From their "100-thousand lives" campaign bus, members of the Institute for Healthcare Improvement walked into the University of Utah Hospital today to see how well things are going.
Nearly three thousand acute care hospitals have joined the IHI crusade. Several Utah hospitals are among them, including University Hospital.
"Well, I've just noticed I'm touching this, so one of the things I had better do when I leave here is wash my hands as well."

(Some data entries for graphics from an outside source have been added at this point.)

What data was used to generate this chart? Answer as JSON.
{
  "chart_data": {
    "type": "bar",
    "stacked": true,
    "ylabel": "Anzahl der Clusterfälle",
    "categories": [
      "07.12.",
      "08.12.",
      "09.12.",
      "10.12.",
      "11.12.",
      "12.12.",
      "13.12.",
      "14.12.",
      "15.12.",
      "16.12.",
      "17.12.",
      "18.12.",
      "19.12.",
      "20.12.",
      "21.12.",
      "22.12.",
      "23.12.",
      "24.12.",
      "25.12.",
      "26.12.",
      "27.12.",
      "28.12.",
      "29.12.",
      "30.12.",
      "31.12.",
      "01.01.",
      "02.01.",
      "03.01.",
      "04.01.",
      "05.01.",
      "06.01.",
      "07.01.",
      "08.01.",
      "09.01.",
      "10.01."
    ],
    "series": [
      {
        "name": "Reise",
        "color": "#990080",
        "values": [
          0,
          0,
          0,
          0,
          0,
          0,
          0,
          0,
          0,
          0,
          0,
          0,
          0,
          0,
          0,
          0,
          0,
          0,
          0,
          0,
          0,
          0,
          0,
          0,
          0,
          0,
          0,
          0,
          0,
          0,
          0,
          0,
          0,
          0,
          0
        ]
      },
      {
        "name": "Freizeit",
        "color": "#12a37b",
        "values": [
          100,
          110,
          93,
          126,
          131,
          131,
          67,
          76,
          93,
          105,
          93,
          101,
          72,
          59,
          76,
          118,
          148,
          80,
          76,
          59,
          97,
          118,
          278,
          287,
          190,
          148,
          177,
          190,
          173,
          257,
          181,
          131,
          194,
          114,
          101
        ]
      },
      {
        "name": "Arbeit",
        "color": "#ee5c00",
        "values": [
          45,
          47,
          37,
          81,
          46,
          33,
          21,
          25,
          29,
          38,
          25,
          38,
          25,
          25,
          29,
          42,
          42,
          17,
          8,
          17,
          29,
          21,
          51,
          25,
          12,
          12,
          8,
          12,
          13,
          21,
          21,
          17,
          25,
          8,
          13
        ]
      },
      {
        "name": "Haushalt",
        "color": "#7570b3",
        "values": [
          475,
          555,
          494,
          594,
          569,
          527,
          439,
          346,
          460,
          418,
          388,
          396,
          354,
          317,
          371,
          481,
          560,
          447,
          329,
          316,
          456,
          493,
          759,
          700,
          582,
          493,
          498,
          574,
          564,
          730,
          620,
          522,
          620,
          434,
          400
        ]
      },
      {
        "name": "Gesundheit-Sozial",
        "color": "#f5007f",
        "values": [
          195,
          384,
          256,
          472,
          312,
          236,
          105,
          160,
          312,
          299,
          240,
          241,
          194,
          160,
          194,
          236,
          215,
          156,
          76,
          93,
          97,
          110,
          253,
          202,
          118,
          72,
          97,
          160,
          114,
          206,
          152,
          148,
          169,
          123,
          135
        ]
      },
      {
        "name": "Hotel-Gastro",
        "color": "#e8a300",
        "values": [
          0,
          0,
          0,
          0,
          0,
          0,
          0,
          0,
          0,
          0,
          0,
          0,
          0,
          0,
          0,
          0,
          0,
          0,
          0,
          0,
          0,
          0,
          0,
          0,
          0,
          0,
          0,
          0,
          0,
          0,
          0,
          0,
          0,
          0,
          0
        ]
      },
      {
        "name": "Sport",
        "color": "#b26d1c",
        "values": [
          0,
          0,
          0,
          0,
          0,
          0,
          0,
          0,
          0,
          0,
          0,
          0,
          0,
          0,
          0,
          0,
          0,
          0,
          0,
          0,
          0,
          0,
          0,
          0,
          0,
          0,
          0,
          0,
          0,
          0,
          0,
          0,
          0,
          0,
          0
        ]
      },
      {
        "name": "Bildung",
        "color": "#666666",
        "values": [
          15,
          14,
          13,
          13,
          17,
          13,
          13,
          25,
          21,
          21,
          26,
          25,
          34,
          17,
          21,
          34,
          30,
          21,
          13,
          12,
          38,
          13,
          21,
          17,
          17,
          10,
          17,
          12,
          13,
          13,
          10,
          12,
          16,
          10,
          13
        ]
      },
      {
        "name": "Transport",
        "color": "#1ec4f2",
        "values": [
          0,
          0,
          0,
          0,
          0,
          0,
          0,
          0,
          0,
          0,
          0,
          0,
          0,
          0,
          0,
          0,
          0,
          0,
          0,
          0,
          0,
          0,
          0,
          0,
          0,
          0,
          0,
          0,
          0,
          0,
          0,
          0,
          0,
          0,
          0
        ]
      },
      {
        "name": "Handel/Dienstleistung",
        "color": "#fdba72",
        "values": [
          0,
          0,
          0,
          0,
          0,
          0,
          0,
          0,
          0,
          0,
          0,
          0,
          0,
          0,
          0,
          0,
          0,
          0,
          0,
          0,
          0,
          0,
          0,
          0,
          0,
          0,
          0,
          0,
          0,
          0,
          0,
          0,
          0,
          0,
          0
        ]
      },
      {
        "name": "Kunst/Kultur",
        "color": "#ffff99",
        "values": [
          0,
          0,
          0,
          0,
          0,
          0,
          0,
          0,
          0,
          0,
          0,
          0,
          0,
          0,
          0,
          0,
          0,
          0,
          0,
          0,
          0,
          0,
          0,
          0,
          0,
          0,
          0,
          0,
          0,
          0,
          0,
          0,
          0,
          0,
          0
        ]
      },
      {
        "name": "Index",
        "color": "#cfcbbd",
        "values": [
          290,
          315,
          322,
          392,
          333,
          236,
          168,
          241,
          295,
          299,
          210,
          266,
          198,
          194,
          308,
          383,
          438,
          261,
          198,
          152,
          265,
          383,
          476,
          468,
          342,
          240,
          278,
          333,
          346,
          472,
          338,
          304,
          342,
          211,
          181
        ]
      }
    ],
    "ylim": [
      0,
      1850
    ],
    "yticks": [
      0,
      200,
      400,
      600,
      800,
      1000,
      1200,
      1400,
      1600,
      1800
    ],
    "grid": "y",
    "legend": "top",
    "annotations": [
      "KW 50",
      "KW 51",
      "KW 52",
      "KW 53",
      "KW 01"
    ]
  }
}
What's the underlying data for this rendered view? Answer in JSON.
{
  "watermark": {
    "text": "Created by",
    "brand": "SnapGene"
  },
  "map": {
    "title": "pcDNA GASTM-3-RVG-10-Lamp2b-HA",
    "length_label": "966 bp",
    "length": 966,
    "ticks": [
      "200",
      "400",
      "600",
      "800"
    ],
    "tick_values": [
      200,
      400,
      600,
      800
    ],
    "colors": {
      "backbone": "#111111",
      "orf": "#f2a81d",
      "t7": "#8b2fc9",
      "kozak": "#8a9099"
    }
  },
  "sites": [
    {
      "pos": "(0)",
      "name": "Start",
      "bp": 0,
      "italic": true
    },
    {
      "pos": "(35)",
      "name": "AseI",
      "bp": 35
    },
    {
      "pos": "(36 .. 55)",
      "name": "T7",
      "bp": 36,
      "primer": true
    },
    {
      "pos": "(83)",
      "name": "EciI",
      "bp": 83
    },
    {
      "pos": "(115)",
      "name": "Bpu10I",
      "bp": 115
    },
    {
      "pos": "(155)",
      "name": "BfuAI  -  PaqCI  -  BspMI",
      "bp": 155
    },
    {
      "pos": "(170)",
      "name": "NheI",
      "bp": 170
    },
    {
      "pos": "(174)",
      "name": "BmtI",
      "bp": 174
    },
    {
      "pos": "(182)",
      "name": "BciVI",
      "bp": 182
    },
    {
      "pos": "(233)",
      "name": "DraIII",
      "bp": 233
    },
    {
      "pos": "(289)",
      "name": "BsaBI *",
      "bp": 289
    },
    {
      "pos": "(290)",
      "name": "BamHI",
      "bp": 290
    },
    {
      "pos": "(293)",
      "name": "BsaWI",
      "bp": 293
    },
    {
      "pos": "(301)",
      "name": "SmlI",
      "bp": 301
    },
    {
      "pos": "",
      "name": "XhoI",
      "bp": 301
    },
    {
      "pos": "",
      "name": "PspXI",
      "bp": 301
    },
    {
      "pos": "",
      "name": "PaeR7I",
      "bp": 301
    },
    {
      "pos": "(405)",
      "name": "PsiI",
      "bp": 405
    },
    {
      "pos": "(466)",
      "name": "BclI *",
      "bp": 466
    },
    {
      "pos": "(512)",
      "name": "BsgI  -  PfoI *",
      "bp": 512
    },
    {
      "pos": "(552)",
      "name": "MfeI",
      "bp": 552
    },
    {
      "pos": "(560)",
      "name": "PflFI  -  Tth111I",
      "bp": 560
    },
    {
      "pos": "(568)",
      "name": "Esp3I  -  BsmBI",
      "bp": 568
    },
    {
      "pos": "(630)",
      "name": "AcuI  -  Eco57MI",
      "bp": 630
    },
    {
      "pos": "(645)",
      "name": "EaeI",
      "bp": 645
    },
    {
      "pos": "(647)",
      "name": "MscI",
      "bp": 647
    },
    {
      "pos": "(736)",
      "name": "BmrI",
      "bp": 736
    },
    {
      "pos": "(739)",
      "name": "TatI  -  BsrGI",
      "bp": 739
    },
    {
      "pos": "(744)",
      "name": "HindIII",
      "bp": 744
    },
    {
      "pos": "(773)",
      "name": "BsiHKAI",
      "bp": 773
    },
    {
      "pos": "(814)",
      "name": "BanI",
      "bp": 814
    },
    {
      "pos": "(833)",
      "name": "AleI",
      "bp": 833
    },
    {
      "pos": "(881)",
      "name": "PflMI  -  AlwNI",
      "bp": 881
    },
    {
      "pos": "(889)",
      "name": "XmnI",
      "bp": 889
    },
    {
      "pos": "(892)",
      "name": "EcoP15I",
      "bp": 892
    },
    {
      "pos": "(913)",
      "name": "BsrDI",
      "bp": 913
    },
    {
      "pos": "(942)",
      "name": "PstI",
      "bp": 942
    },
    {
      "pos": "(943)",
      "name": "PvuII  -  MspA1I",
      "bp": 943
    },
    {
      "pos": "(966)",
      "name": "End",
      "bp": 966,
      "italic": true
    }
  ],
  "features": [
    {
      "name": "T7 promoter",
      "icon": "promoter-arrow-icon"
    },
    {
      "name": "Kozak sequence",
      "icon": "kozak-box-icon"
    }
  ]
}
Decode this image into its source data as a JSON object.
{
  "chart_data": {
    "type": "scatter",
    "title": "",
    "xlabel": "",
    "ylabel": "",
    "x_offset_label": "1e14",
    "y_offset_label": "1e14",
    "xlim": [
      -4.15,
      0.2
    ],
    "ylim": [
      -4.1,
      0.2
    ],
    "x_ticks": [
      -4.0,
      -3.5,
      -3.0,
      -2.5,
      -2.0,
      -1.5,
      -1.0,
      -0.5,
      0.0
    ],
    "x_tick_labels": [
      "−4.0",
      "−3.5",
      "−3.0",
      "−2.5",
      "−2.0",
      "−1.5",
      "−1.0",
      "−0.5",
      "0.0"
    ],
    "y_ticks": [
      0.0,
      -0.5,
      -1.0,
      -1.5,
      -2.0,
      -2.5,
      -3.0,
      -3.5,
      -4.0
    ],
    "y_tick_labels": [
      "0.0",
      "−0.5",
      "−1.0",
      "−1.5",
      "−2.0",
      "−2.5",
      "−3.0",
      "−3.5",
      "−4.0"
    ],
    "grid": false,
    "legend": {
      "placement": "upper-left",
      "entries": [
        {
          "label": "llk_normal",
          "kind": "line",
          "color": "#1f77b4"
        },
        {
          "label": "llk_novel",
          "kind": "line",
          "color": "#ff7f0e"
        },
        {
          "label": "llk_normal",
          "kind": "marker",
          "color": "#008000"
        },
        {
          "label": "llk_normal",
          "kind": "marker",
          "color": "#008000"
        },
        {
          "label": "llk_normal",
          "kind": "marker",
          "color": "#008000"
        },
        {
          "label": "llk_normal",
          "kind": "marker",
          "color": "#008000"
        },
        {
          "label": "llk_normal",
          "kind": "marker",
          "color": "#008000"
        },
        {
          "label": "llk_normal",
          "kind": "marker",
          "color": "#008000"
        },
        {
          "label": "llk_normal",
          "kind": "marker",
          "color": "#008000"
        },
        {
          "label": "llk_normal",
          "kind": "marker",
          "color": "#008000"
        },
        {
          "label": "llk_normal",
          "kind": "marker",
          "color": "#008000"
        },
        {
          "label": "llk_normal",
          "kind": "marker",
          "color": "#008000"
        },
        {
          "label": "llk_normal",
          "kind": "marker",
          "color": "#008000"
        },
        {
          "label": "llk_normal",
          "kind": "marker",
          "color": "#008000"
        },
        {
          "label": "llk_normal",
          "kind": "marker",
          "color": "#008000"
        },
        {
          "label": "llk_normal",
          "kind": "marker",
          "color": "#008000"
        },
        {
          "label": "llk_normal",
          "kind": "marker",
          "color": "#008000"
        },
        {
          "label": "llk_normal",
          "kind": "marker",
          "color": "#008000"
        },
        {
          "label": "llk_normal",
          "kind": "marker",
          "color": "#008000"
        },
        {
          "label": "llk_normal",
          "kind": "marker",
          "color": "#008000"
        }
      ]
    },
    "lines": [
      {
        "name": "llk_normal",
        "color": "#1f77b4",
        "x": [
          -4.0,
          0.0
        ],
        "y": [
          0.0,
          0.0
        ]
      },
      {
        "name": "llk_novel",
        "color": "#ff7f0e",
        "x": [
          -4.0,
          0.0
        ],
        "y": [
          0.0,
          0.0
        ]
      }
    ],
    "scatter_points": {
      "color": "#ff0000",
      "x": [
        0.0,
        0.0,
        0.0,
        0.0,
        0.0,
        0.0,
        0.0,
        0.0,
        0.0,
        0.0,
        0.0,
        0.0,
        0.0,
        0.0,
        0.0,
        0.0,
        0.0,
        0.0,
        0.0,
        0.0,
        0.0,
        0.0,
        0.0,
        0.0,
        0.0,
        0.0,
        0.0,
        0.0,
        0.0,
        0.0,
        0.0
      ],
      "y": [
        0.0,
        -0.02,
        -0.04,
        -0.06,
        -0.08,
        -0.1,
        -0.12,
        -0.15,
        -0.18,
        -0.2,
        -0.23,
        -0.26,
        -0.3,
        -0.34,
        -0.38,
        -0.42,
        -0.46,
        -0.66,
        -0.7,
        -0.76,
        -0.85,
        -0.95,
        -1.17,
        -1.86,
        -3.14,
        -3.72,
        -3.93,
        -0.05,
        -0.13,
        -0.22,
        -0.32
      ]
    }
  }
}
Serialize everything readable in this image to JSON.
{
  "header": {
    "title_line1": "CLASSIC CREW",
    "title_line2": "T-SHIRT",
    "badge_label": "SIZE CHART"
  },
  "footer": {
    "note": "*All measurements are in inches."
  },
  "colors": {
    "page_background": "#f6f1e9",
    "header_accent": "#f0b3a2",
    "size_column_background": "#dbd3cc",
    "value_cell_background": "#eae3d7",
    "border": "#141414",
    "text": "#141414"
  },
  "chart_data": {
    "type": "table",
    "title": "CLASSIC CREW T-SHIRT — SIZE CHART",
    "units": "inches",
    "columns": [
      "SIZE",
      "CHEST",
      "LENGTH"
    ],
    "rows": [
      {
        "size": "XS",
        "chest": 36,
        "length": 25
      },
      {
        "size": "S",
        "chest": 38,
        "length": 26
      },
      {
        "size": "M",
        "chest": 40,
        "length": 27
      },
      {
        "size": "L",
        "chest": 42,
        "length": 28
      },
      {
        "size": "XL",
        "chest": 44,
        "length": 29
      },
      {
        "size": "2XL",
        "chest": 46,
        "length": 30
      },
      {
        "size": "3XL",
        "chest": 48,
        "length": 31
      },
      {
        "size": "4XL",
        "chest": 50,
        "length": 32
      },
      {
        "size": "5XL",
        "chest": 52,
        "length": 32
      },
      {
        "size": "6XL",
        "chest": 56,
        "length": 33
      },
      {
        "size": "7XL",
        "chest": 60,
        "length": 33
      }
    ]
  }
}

Keeping patients from dying of heart attacks, preventing medication errors, stopping the spread of infections through IV lines, hand-washing, using antibiotics before surgeries, and more. Even something as simple as raising a bed 30 to 40 degrees can dramatically reduce the risk of pneumonia in a patient on a ventilator.
So, how is the U doing?
Moe Mulligan, U of U Director of Quality & Patient Safety: "As of January-December 2004, puts us in the 93 percentile in the country. So we're in the top seven percent of the hospitals in the country."
In addition to IHI's goal, local hospitals are setting goals as well, including the university here. 100-thousand fewer hospital deaths over the next 18 months is what IHI wants. But individually...
Moe Mulligan: "So we did it by 20 percent last year. We're trying to decrease it by 25 percent again this yar."
Carol Haraden, National Institute for Healthcare: "If organizations don't use their data, they don't have a problem, they don't have the will to improve. So helping them figure out, 'Do we have a problem? How do we measure up to our data? How do we measure up honestly? Wow, we could do a lot better.'"
Moe Mulligan says hospitals like the U are trying to replace old habits with new ones, and it's working.